Elisa and I are frozen in a knot somewhere in the back seat, listening to the click of the engine. It seems like a bad idea to tell Bash to be quiet—it might make him louder—so I whisper, “Bash, we’re really sorry. We didn’t want to take you away from your family.”
Bash’s hands clench and unclench on his thighs. He stares ahead, into the wall of fog. Elisa and I unfold from each other so we can reach out and wrap our arms around him, like a deranged human seat belt. It helps. His breathing levels out. His voice lowers.
“You guys are my family, too.” His whisper scores my heart. “Suds stick together.”
Finally, Bash hooks his hands over ours, holding us back. Then he twists around to get a good look at us.
“What happened to you guys, anyways?

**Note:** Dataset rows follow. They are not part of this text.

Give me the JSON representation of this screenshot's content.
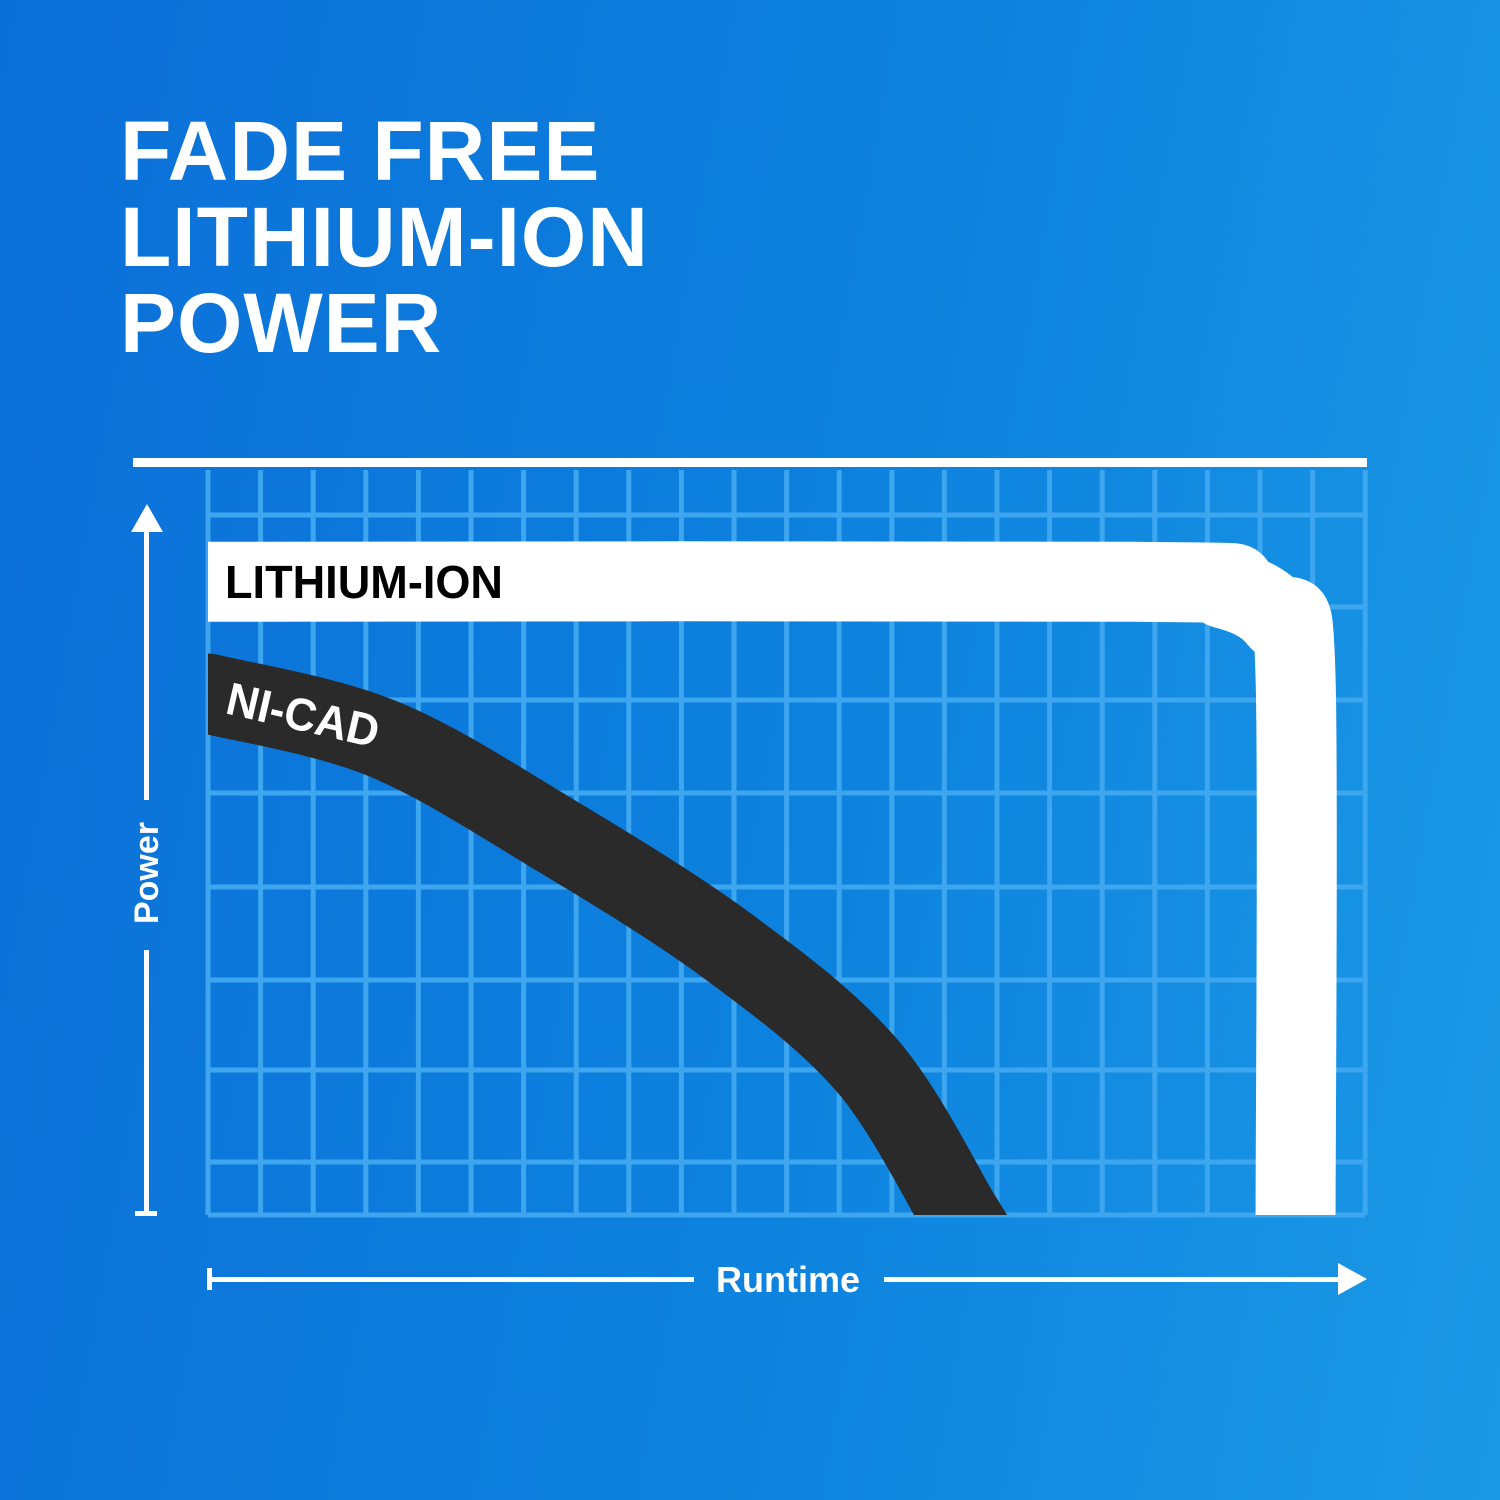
{
  "headline": {
    "lines": [
      "FADE FREE",
      "LITHIUM-ION",
      "POWER"
    ]
  },
  "colors": {
    "background": "#0d82de",
    "grid": "#3ea6ef",
    "lithium_ion": "#ffffff",
    "ni_cad": "#2a2a2a",
    "text": "#ffffff"
  },
  "chart_data": {
    "type": "line",
    "title": "",
    "xlabel": "Runtime",
    "ylabel": "Power",
    "xlim": [
      0,
      100
    ],
    "ylim": [
      0,
      100
    ],
    "grid": true,
    "legend": "inline labels",
    "series": [
      {
        "name": "LITHIUM-ION",
        "color": "#ffffff",
        "points": [
          [
            0,
            85
          ],
          [
            80,
            85
          ],
          [
            88,
            84
          ],
          [
            92.5,
            80
          ],
          [
            94,
            72
          ],
          [
            94,
            0
          ]
        ]
      },
      {
        "name": "NI-CAD",
        "color": "#2a2a2a",
        "points": [
          [
            0,
            70
          ],
          [
            15,
            64
          ],
          [
            30,
            51
          ],
          [
            45,
            36
          ],
          [
            57,
            20
          ],
          [
            65,
            0
          ]
        ]
      }
    ]
  }
}
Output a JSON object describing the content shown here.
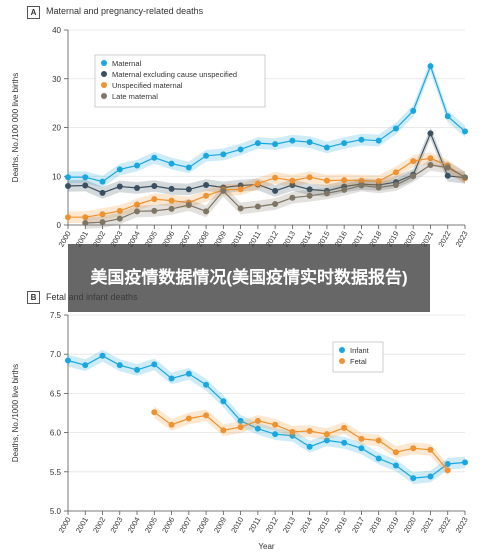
{
  "overlay": {
    "text": "美国疫情数据情况(美国疫情实时数据报告)"
  },
  "chart_data": [
    {
      "panel_label": "A",
      "type": "line",
      "title": "Maternal and pregnancy-related deaths",
      "ylabel": "Deaths, No./100 000 live births",
      "xlabel": "",
      "ylim": [
        0,
        40
      ],
      "yticks": [
        0,
        10,
        20,
        30,
        40
      ],
      "x": [
        "2000",
        "2001",
        "2002",
        "2003",
        "2004",
        "2005",
        "2006",
        "2007",
        "2008",
        "2009",
        "2010",
        "2011",
        "2012",
        "2013",
        "2014",
        "2015",
        "2016",
        "2017",
        "2018",
        "2019",
        "2020",
        "2021",
        "2022",
        "2023"
      ],
      "legend_position": "top-left",
      "grid": true,
      "series": [
        {
          "name": "Maternal",
          "color": "#1aa7e0",
          "band": true,
          "values": [
            9.8,
            9.8,
            8.9,
            11.4,
            12.2,
            13.8,
            12.6,
            11.8,
            14.2,
            14.5,
            15.5,
            16.8,
            16.6,
            17.3,
            17.0,
            15.9,
            16.8,
            17.5,
            17.3,
            19.8,
            23.4,
            32.6,
            22.3,
            19.2
          ]
        },
        {
          "name": "Maternal excluding cause unspecified",
          "color": "#3a5060",
          "band": true,
          "values": [
            8.0,
            8.1,
            6.6,
            7.9,
            7.6,
            8.0,
            7.4,
            7.3,
            8.2,
            7.7,
            8.1,
            8.3,
            7.0,
            8.2,
            7.3,
            7.0,
            7.9,
            8.4,
            8.2,
            8.8,
            10.3,
            18.8,
            10.1,
            9.7
          ]
        },
        {
          "name": "Unspecified maternal",
          "color": "#f0922f",
          "band": true,
          "values": [
            1.6,
            1.6,
            2.2,
            2.9,
            4.2,
            5.3,
            5.0,
            4.6,
            6.0,
            7.2,
            7.3,
            8.5,
            9.7,
            9.1,
            9.8,
            9.1,
            9.2,
            9.1,
            9.0,
            10.8,
            13.1,
            13.7,
            12.2,
            9.6
          ]
        },
        {
          "name": "Late maternal",
          "color": "#7e7565",
          "band": true,
          "values": [
            null,
            0.4,
            0.6,
            1.3,
            2.8,
            2.9,
            3.3,
            4.1,
            2.8,
            7.0,
            3.4,
            3.8,
            4.3,
            5.6,
            6.0,
            6.5,
            7.2,
            8.1,
            7.7,
            8.2,
            10.0,
            12.3,
            11.8,
            9.8
          ]
        }
      ]
    },
    {
      "panel_label": "B",
      "type": "line",
      "title": "Fetal and infant deaths",
      "ylabel": "Deaths, No./1000 live births",
      "xlabel": "Year",
      "ylim": [
        5,
        7.5
      ],
      "yticks": [
        5,
        5.5,
        6.0,
        6.5,
        7.0,
        7.5
      ],
      "x": [
        "2000",
        "2001",
        "2002",
        "2003",
        "2004",
        "2005",
        "2006",
        "2007",
        "2008",
        "2009",
        "2010",
        "2011",
        "2012",
        "2013",
        "2014",
        "2015",
        "2016",
        "2017",
        "2018",
        "2019",
        "2020",
        "2021",
        "2022",
        "2023"
      ],
      "legend_position": "top-right",
      "grid": true,
      "series": [
        {
          "name": "Infant",
          "color": "#1aa7e0",
          "band": true,
          "values": [
            6.92,
            6.86,
            6.98,
            6.86,
            6.8,
            6.87,
            6.69,
            6.75,
            6.61,
            6.4,
            6.15,
            6.05,
            5.98,
            5.96,
            5.82,
            5.9,
            5.87,
            5.8,
            5.67,
            5.58,
            5.42,
            5.44,
            5.6,
            5.62
          ]
        },
        {
          "name": "Fetal",
          "color": "#f0922f",
          "band": true,
          "values": [
            null,
            null,
            null,
            null,
            null,
            6.26,
            6.1,
            6.18,
            6.22,
            6.03,
            6.07,
            6.15,
            6.1,
            6.01,
            6.02,
            5.98,
            6.06,
            5.92,
            5.9,
            5.75,
            5.8,
            5.78,
            5.52,
            null
          ]
        }
      ]
    }
  ]
}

You smell like gasoline.”
“It’s a long story,” I say, hiding my whale shirt before he notices that, too. “But something was chasing us in the marsh.”
Bash’s voice gets even softer. “Weepers?”
“Something bigger,” I say.
“And, like, way grosser,” Elisa adds, pointing at my leg. A raised welt wraps from ankle to thigh, and it feels like my nerves have grown nettles, but the numbness is a temporary blessing.
“Just a sting,” I assure myself.
“And, Bash, we found something. In the visitors center.” Elisa hoists up the dented tumbler. “Something that could change everything.”
Bash looks incredulously at the tumbler. “A sensible solution that combines hydration and style?”
Before Elisa can respond, headlights shine through the back windows.
First one, then two, then five vehicles screech to a halt, boxing us against the fog.
Before we can figure out what to do, boots stomp over the pavement and every window fills with gun barrels.
We’re surrounded. One of the soldiers lifts up their gun and smashes the butt against the window.
CRACK.
The window holds, but it won’t for much longer.
CRACK.
Cracks shoot across the glass.
CRACK.
Where do we go? What do we do? If we get dragged back to AMIOS, we’re never making it out again, but all that awaits us ahead is the drowning fog.
Not all , I remind myself, watching the way the lights in the fog group and scatter. The weepers saved us once. Why not again?
“Drive,” I tell Bash.
CRACK.
One more hit and we’re doomed either way.
Elisa catches Bash’s hand on the gear shift. “Don’t. We’ll drown!”
“We won’t,” I say. “Drive. Now. ”
THUNK. The soldier’s gun hits the metal of the jeep as we lurch forward. Right before we enter the fog, I slap off the AC, killing the air circulation in the car.
“Close the vents,” I cry.
And we plunge into the sparkling depths of downtown.